Fukushima, c’est aussi la réponse à ceux qui nous disent : « c’est impossible de sortir du nucléaire ». Mais ça illustre assez bien ce que je disais tout à l’heure : on choisit ou on subit. Le gouvernement japonais, il subit. Il est en train, cette semaine, d’arrêter la 42e et la 43e des 54 tranches nucléaires japonaises, soit 80% de son parc nucléaire en moins. J’entends dire que le gouvernement japonais va démarrer des centrales thermiques, qu’il va émettre davantage de carbone, qu’il est hautement probable qu’il ne respectera pas les engagements de Kyoto. C’est vrai. On a le droit pourtant d’arbitrer, de choisir, c’est là toute mon histoire politique.

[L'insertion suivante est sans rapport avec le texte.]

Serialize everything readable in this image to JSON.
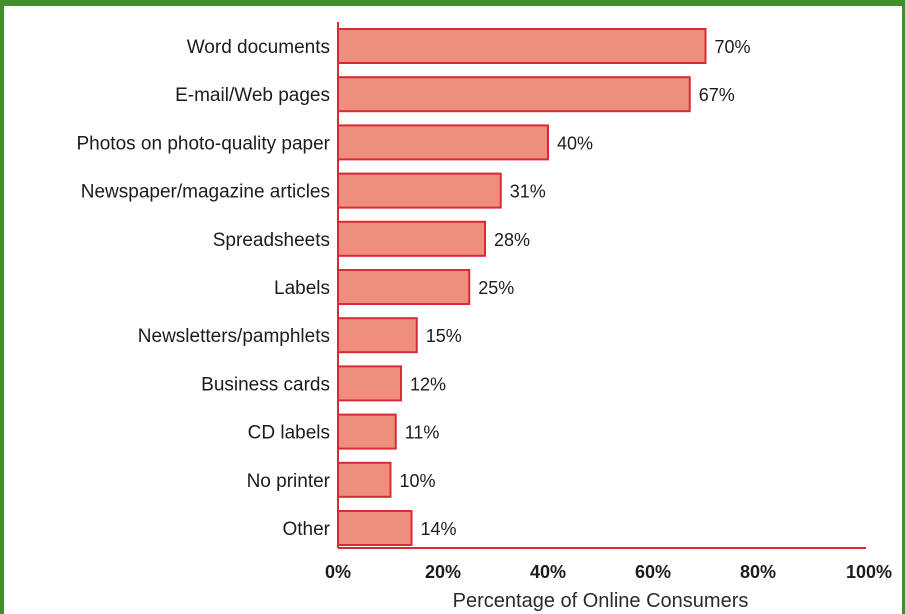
{
  "chart_data": {
    "type": "bar",
    "orientation": "horizontal",
    "categories": [
      "Word documents",
      "E-mail/Web pages",
      "Photos on photo-quality paper",
      "Newspaper/magazine articles",
      "Spreadsheets",
      "Labels",
      "Newsletters/pamphlets",
      "Business cards",
      "CD labels",
      "No printer",
      "Other"
    ],
    "values": [
      70,
      67,
      40,
      31,
      28,
      25,
      15,
      12,
      11,
      10,
      14
    ],
    "value_labels": [
      "70%",
      "67%",
      "40%",
      "31%",
      "28%",
      "25%",
      "15%",
      "12%",
      "11%",
      "10%",
      "14%"
    ],
    "title": "",
    "xlabel": "Percentage of Online Consumers",
    "ylabel": "",
    "xlim": [
      0,
      100
    ],
    "x_ticks": [
      "0%",
      "20%",
      "40%",
      "60%",
      "80%",
      "100%"
    ],
    "x_tick_values": [
      0,
      20,
      40,
      60,
      80,
      100
    ],
    "grid": false,
    "colors": {
      "bar_fill": "#ee8f7d",
      "bar_stroke": "#d92b35",
      "axis": "#d92b35",
      "border": "#3f8f2f"
    }
  }
}
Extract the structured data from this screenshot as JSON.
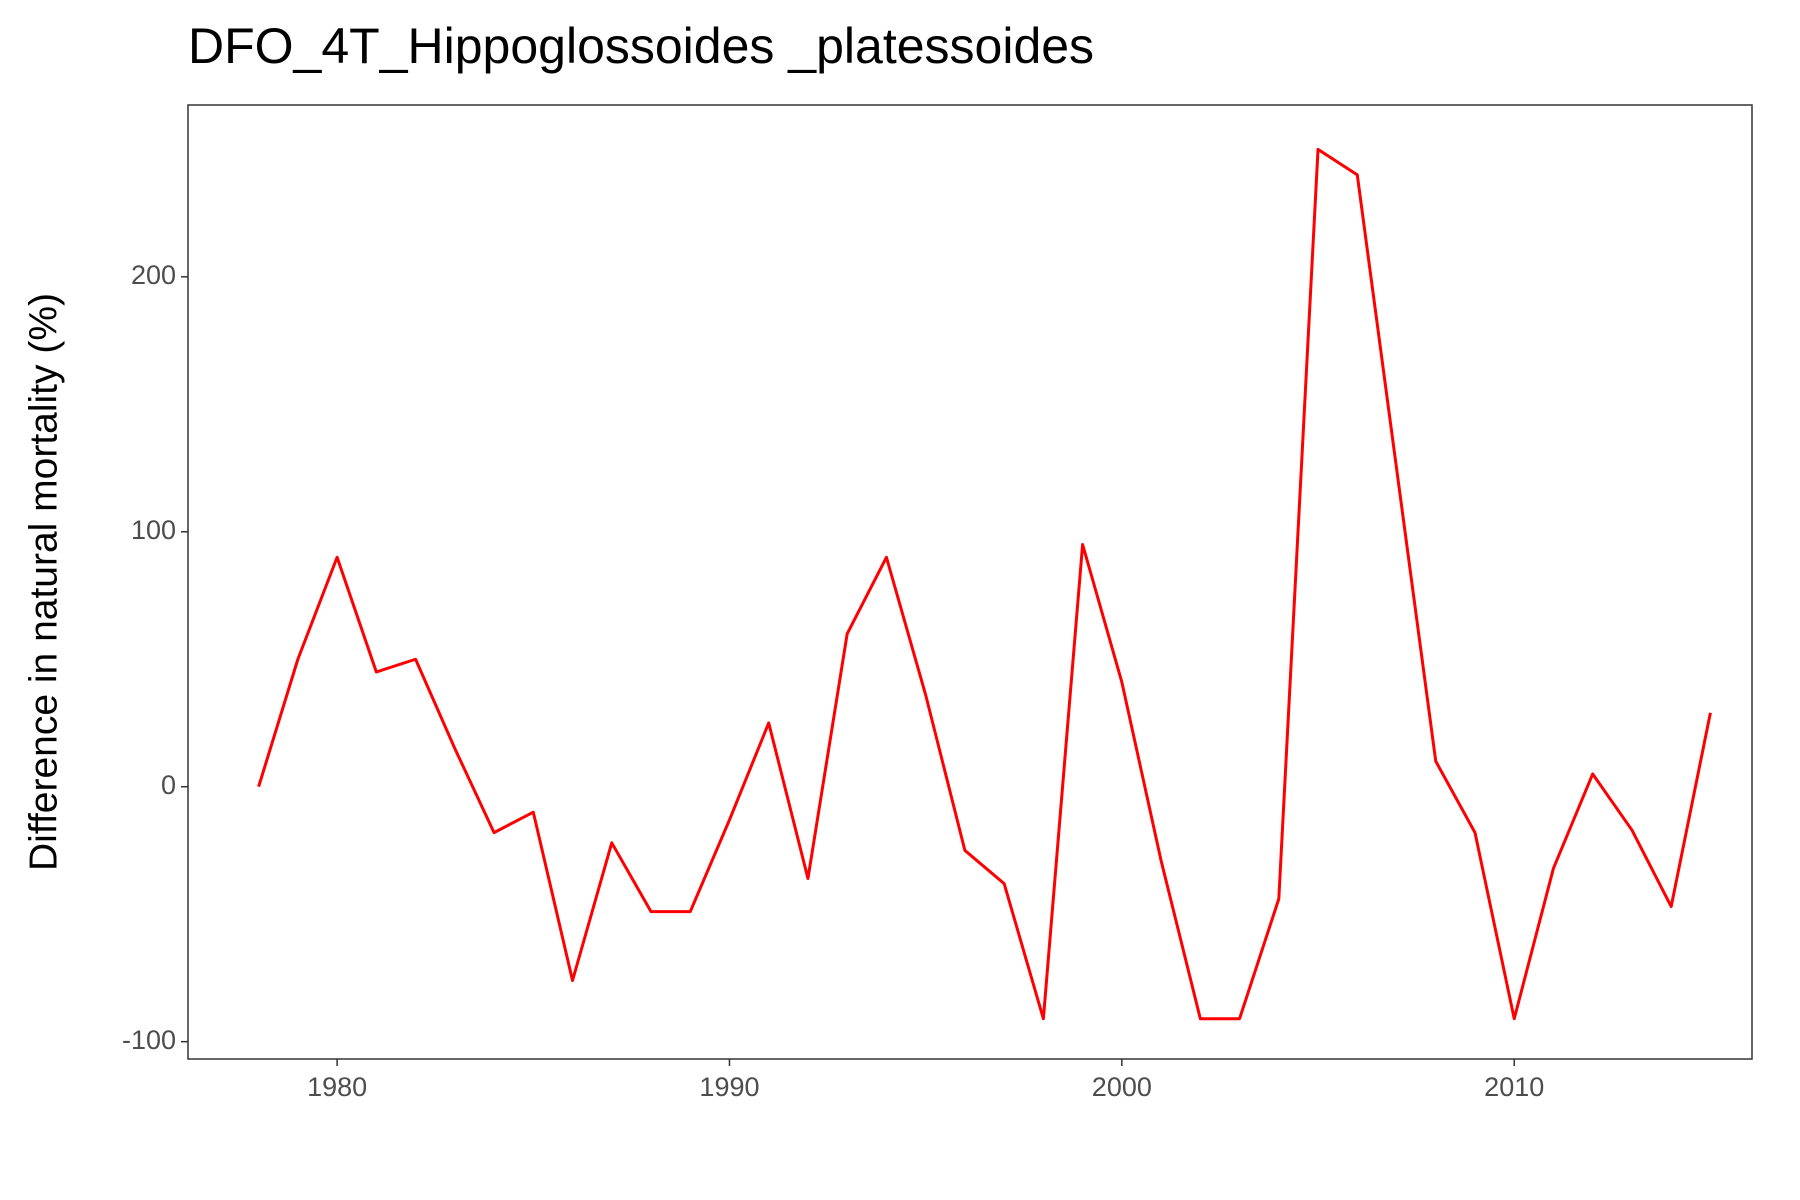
{
  "chart_data": {
    "type": "line",
    "title": "DFO_4T_Hippoglossoides _platessoides",
    "y_label": "Difference in natural mortality (%)",
    "x": [
      1978,
      1979,
      1980,
      1981,
      1982,
      1983,
      1984,
      1985,
      1986,
      1987,
      1988,
      1989,
      1990,
      1991,
      1992,
      1993,
      1994,
      1995,
      1996,
      1997,
      1998,
      1999,
      2000,
      2001,
      2002,
      2003,
      2004,
      2005,
      2006,
      2007,
      2008,
      2009,
      2010,
      2011,
      2012,
      2013,
      2014,
      2015
    ],
    "series": [
      {
        "color": "#ff0000",
        "values": [
          0,
          50,
          90,
          45,
          50,
          15,
          -18,
          -10,
          -76,
          -22,
          -49,
          -49,
          -13,
          25,
          -36,
          60,
          90,
          36,
          -25,
          -38,
          -91,
          95,
          41,
          -29,
          -91,
          -91,
          -44,
          250,
          240,
          125,
          10,
          -18,
          -91,
          -32,
          5,
          -17,
          -47,
          29
        ]
      }
    ],
    "xlim": [
      1976.2,
      2016.06
    ],
    "xticks": [
      1980,
      1990,
      2000,
      2010
    ],
    "ylim": [
      -106.8,
      267.4
    ],
    "yticks": [
      -100,
      0,
      100,
      200
    ],
    "grid": false
  }
}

Sortir du nucléaire au risque de l’effet de serre. Personne n’est prêt à prendre ce risque. Mais en fait, les choses vont se passer comme c’est le cas quand on essaie d’arrêter de fumer. On peut se dire « je fume 30 cigarettes par jour mais je vais passer à 29, puis à 28, puis à 27, puis à 26 », c’est un scénario. On peut décider, en ce qui concerne le nucléaire, d’arrêter chaque centrale une fois qu’elle arrive en fin de vie, ce qui donne le temps de préparer l’alternative. Chaque fois que nous arrêterons une centrale, nous nous serons préparés en combinant la maîtrise des consommations et la diversification des sources d’énergie, en utilisant chacune d’entre elles pour ce qu’elle sait faire de mieux. Ou bien on se dit «j’arrête tout du jour au lendemain, il est probable que je vais grignoter des sucreries, que je prendrai quelques kilos. Mais mon objectif premier, c’est d’arrêter de fumer, mon objectif second, dans un deuxième temps, et ce sera plus facile, ce sera de reperdre les quelques kilos. » Au Japon, on a arrêté la plupart des centrales au prix d’une augmentation des émissions de carbone. Dans un second temps, les émissions de carbone seront maîtrisées parce qu’on aura avancé vers la voie de l’efficacité énergétique et de la diversification, et renoncé à un certain nombre de consommations débiles. Débiles doublement ; débiles au sens de ridicule et au sens de faible comme l’indique l’étymologie latine.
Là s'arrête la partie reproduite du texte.